With medical school graduation approaching, the usual team headed south for a final 14er ski descent together.
Many thanks to the Benners group who wrote an excellent TR a month ago for this line. I won't add too much in this report regarding the route, as others have described it well in past reports.We departed Denver and headed to the deserted ghost town of Telluride to catch a decent night of sleep.
Arriving after 6pm on a Sunday makes for an interesting time finding a place to eat. After hitting the jackpot with some Detroit style pizza, alarms were set and we looked forward to the fun tomorrow.Departure from the trailhead was around 5:25am and unfortunately began with hiking boots for the first 3/4 of a mile. The shoes were cached and exchanged for skis at that point and we began the trek up the Cross Mtn trail turning left into the forest after hitting 11,000' and contoured over to the Slate Creek meadow. Snow was supportive and great for skinning.
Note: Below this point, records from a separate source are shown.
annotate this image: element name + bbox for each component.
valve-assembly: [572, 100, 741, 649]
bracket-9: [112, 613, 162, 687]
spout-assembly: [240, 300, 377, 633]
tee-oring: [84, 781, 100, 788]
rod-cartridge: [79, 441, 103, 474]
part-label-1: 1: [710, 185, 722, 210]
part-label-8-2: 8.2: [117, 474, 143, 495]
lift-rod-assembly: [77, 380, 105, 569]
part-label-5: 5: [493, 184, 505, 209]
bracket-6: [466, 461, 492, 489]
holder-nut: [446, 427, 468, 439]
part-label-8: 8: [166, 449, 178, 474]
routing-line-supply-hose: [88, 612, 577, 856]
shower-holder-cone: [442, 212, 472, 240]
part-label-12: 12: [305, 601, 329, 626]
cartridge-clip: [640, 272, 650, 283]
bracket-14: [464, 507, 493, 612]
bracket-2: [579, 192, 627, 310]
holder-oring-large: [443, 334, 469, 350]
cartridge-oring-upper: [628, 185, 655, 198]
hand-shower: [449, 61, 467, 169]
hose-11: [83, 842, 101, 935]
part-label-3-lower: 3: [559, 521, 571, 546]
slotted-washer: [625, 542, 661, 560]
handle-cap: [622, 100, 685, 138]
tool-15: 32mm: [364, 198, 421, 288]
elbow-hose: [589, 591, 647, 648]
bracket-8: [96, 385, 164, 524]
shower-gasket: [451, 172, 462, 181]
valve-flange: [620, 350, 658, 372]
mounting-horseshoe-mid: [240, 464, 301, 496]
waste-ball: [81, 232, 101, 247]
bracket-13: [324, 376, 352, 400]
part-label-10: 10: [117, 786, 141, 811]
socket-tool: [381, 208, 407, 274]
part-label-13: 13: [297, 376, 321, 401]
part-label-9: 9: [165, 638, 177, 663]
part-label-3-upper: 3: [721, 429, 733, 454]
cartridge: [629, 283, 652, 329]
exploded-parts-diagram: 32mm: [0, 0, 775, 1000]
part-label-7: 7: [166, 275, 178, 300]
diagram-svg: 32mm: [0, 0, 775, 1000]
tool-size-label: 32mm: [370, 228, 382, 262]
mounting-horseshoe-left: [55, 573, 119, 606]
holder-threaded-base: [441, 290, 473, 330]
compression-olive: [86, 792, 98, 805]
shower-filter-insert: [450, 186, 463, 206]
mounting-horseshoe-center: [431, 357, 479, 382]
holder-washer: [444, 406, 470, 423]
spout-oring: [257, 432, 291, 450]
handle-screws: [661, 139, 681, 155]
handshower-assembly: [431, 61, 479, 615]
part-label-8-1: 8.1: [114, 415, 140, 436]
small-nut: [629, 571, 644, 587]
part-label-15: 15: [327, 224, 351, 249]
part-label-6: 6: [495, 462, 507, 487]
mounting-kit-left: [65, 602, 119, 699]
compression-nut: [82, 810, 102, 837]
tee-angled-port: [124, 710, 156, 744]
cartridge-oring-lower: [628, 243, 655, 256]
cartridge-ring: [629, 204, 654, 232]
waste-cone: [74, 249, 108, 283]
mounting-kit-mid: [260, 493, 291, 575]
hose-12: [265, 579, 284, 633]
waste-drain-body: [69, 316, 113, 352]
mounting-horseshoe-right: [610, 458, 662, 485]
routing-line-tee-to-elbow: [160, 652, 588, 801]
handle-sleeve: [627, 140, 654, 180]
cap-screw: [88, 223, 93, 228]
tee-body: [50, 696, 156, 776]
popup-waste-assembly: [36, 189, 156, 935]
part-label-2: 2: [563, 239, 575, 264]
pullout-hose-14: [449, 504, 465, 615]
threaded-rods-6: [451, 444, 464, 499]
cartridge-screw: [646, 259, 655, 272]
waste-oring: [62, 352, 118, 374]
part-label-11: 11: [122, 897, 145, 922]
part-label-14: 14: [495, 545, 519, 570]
Up in the Slate Creek drainage, the snow became dust covered quickly and began to soften in the hot late-April sun.
Chris and the dusty snow
The views of the San Juan's as the route continued up the ramp were absolutely stunning.
The awesome views up the ramp
Route up to the summit
Snow consistentcy was becoming soft but not concerning. At times a bit of a crust was apparent but it would likely soften by the time we descended. When the skinning got too precarious as the slope steepened, we began the bootpack.
Up in the col, the sun's intensity amplified and made the temperature feel somewhere around 80 degrees.
Topping out at the col
To El Diente
Most skis were left at the col as the summit ski was not in, and we began the short Class 4 climb up to the summit. There was very little snow for this last 50 feet so we had to negotiate the wonderfully loose Wilson group rock with ski boots.
The summit fit the four of us and some gear, that was about it. It makes it to the top of my list of favorite places above 14k.
Returning to the col
The snow was just past the point of being perfect up top as the sun had softened it quite well. There were no wet slides as we ascended and only minimal slough during the ski down.
Approaching the Boxcar entrance
The Boxcar entrance was dry for about 20' of downclimbing. Then we clicked in and began the classic descent.
The rest of the pictures show the Type 1 fun had by all.
The snow is melting out quickly in the San Juans and with the settling snowpack the window for good continuous lines is getting shorter by the day.
Back at the TH, after a cold muddy foot soak in the creek, priorities changed to food and hydration and we set out toward Telluride, taking in the magnificence of the unforgettable San Juans.